Responding to a petition made by Greenpeace and other associations and individuals in July, German Chancellor Angela Merkel has initiated a debate over proposed legislation that would oblige companies with 500 or more employees to comply with human rights standards in their global supply chain. Among other things, slave and child labor would be banned. Environmental degradation would also be taken into account, including illegal logging, pesticide emissions, water and air pollution.

Commenting on the draft bill, which has been the subject of some controversy, the German sporting goods industry association, BSI, called for these issues to be regulated at the European level, as a solo effort by Germany would put German companies at a disadvantage compared with other companies in the European Union and the rest of the world.

In France, some legislation was passed two years ago that regulates the due diligence obligations of large French companies in their supply chain. In the Netherlands, too, a law has been in place since 2019 that obliges companies to prevent child labor in their supply chains.

Advocating the protection of human rights in international economic relations, BSI emphasized in a statement that the sporting goods industry can claim to be a role model in terms of sustainability, social standards and the protection of nature. “In this sense, we also consider it fundamentally right that Germany wants to take on a pioneering role in social responsibility and sustainability in this area,” the association stated, but added that “fair and equal competitive conditions should also be guaranteed and the principle of proportionality should be preserved.”

BSI also noted that non-compliant products from third countries can find their way to consumers in Germany, for example via internet platforms.

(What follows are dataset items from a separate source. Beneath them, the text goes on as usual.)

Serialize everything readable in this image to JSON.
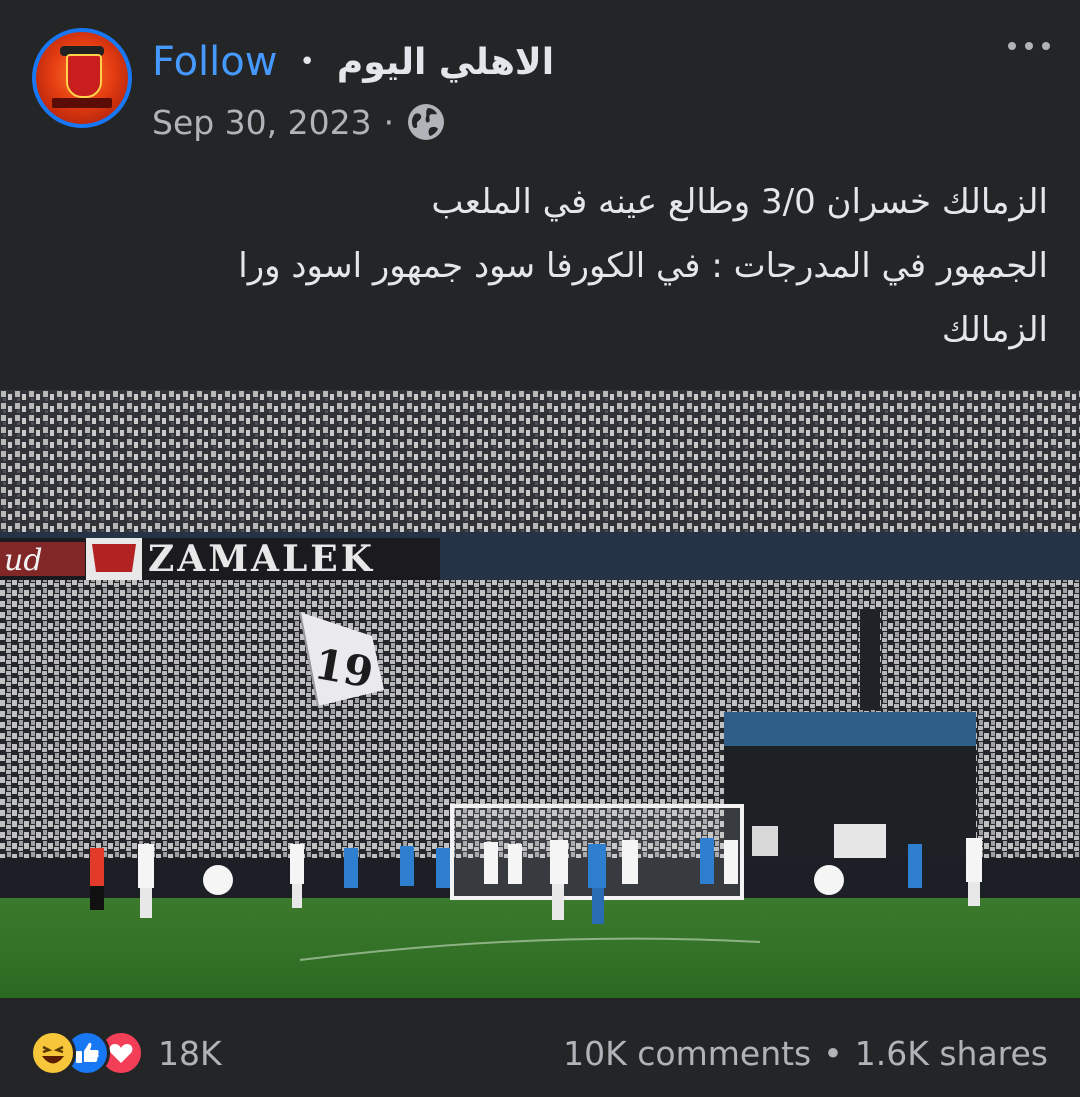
{
  "post": {
    "follow_label": "Follow",
    "separator": "•",
    "page_name": "الاهلي اليوم",
    "date": "Sep 30, 2023",
    "date_separator": "·",
    "audience_icon": "globe-icon",
    "more_icon": "more-options-icon",
    "text_lines": [
      "الزمالك خسران 3/0 وطالع عينه في الملعب",
      "الجمهور في المدرجات : في الكورفا سود جمهور اسود ورا",
      "الزمالك"
    ]
  },
  "photo": {
    "banner_text": "ZAMALEK",
    "banner_partial": "ud",
    "flag_text": "19"
  },
  "footer": {
    "reaction_icons": [
      "haha-icon",
      "like-icon",
      "love-icon"
    ],
    "reaction_count": "18K",
    "comments": "10K comments",
    "stats_separator": "•",
    "shares": "1.6K shares"
  },
  "colors": {
    "background": "#242526",
    "follow": "#4599ff",
    "secondary_text": "#b0b3b8",
    "primary_text": "#e4e6eb"
  }
}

If a supply chain law were to be passed, it would have to affect all market participants who place products on the market in Germany or Europe, it said.

In order to ensure the necessary planning and legal certainty for companies, BSI considers it essential that the legislator should clearly defines the manufacturing stages covered by the proposed legislation, as well as the scope and the methods of a risk analysis.

While environmental and human rights organizations have long been pressing for companies to have a statutory duty to deal with these issues, some trade associations have seen this as a potential competitive disadvantage for them because of problems with its implementation and, ultimately, a danger that companies will withdraw from risk areas and no longer help to improve local working conditions.